Весь народ перемешался, и обсуждения грядущей дуэли затерялись на фоне других разговоров. Однако я всё же ловил на себе искрящиеся от любопытства взгляды. Причём, большая часть из них принадлежала женскому полу. Но я держал рожу кирпичом. Дескать, меня такими вывертами судьбы не проймёшь.
— Как пить дать вскоре по Петрограду поползёт слух о юном красавце, который не побоялся бросить вызов самому Якову Пацци, — тихонько проговорила Романова, постепенно успокаиваясь. Жаркий румянец оставлял её щёчки, а глаза больше не метали молнии. — Все будут гадать кто вы и откуда. Пожалуй, я дам вам пару дней, дабы насладиться этой атмосферой, а затем… — она поморщилась, будто увидела кучку дерьма, — всё же извинюсь перед Марией Петровной. Une victoire sur soi est la plus grande des victoires (победа над собой — величайшая из побед).

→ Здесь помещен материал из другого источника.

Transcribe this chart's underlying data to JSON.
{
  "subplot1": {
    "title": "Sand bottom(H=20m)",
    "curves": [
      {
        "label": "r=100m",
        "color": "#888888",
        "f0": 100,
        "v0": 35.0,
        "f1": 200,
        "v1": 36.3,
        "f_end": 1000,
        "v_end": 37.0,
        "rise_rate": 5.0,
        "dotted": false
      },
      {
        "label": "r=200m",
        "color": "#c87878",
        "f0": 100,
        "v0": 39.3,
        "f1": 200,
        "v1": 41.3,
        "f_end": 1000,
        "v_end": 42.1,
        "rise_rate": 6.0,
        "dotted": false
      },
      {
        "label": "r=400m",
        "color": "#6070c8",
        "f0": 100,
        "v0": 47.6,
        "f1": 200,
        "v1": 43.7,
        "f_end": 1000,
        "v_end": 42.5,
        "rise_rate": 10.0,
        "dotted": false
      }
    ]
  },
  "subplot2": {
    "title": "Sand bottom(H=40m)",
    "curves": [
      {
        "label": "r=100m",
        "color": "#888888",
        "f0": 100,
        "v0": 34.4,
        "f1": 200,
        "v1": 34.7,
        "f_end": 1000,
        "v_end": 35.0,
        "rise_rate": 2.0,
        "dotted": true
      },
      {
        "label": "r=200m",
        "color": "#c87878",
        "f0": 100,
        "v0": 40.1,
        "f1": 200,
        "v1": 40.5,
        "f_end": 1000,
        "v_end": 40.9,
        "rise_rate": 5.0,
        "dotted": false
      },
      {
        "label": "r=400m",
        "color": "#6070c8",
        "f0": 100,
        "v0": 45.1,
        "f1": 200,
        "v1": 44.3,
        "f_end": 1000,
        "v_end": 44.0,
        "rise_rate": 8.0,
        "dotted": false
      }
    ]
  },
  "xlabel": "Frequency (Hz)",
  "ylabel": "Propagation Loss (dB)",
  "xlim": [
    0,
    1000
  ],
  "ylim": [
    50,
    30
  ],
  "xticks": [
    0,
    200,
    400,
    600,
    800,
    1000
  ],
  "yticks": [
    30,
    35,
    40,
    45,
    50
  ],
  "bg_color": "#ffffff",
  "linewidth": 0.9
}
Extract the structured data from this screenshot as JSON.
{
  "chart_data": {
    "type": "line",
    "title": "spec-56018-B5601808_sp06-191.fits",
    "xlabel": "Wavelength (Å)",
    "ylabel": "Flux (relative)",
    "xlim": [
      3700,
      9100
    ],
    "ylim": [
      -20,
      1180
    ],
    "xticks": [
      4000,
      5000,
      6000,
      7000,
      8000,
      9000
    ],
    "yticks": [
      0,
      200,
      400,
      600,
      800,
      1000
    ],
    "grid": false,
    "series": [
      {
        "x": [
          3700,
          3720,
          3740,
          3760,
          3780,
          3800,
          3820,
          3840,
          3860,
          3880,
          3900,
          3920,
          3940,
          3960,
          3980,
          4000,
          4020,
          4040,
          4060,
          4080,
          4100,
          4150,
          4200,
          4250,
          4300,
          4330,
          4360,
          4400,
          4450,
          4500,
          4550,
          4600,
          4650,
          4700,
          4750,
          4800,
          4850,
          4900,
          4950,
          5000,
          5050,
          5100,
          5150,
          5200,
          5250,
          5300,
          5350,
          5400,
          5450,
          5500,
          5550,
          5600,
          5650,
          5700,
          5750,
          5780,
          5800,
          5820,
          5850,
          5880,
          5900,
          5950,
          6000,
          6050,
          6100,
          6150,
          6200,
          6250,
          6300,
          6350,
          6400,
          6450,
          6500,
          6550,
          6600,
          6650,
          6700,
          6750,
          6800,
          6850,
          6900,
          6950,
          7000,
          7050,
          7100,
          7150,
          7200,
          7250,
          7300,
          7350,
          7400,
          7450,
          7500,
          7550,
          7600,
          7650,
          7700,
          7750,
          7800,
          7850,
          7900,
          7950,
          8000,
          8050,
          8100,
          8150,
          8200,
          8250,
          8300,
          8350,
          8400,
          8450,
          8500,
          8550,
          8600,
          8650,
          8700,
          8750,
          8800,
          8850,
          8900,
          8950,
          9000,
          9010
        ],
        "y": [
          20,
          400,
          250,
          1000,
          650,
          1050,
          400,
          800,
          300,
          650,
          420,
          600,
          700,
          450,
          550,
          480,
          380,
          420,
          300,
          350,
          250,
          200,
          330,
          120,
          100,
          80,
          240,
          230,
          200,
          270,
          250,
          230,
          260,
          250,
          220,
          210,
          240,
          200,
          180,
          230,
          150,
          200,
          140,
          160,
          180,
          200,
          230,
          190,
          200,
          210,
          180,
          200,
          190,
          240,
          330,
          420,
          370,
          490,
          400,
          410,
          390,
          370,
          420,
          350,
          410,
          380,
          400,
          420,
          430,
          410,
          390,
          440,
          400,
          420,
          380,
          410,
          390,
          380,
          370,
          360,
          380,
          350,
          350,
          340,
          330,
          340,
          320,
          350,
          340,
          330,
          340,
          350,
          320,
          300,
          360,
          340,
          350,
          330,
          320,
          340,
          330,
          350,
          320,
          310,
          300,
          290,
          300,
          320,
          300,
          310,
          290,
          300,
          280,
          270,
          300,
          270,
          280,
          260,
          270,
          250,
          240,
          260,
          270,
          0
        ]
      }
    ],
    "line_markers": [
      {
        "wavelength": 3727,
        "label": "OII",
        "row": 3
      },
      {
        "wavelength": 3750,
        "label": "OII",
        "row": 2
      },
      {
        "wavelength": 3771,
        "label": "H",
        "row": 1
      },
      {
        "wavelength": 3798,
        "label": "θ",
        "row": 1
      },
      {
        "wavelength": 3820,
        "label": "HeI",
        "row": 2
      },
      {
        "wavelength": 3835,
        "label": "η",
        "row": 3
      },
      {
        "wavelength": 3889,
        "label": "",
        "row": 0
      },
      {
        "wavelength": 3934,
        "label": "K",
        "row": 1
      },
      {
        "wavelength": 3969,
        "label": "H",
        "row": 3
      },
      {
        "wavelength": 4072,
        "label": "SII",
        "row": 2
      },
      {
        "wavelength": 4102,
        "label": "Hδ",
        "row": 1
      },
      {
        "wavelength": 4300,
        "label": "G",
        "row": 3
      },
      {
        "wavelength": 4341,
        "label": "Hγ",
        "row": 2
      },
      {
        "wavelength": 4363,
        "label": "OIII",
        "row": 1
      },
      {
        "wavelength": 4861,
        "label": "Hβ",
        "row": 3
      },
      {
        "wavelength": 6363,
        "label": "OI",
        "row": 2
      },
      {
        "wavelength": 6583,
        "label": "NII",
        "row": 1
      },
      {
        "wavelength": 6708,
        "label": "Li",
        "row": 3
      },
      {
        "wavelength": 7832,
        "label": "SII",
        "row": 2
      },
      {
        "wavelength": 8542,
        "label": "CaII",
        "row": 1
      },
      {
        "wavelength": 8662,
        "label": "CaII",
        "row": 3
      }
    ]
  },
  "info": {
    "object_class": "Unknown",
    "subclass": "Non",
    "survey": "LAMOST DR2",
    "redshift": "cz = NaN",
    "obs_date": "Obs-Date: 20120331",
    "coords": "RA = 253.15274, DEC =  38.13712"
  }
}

Вы повели себя благородно, но глупо. Пацци заправский дуэлянт. Когда вы только учились ходить, он уже стрелял из револьвера, орудовал саблей и сражался магией. Вы ему не противник. И я не хочу, чтобы он убил вас из-за моей несдержанности. К сожалению, этой клуше удалось вывести меня из себя. Противная толстуха.
— Но ежели вы принесёте извинения, то подмочите свою репутацию, — прошептал я, поднимаясь по мраморным ступеням. — Да и меня лишите минуты славы.
— Моя репутация прекрасно переживёт этот удар, — криво усмехнулась дворянка и чуть сильнее прижалась ко мне из-за того, что нас со всех сторон окружали люди.
— Что же стало причиной вашей ссоры с сударыней Орловой?
— Уж простите меня великодушно, Никита Иванович, но я не имею желания говорить об этом, — посуровевшим голосом заявила Романов и с предупреждением во взгляде посмотрела на меня.
— Ваше право. Но какой смысл молчать? Мне всё равно станет известно о причине ссоры. Лучше я узнаю о ней из ваших прекрасных уст, чем от сударыни Орловой. Мне мыслится, что обиженная женщина вполне способна кое-что переврать, выставив вас в неприглядном свете.
Романова сощурила глаза, задумчиво нахмурила лобик и вместе со мной миновала широкий дверной проём с малинового цвета портьерами, которые держали швейцары. Перед нами предстал хорошо освещённый зал с рядами мягких кресел и большим прямоугольным полотном, расположившемся на стене.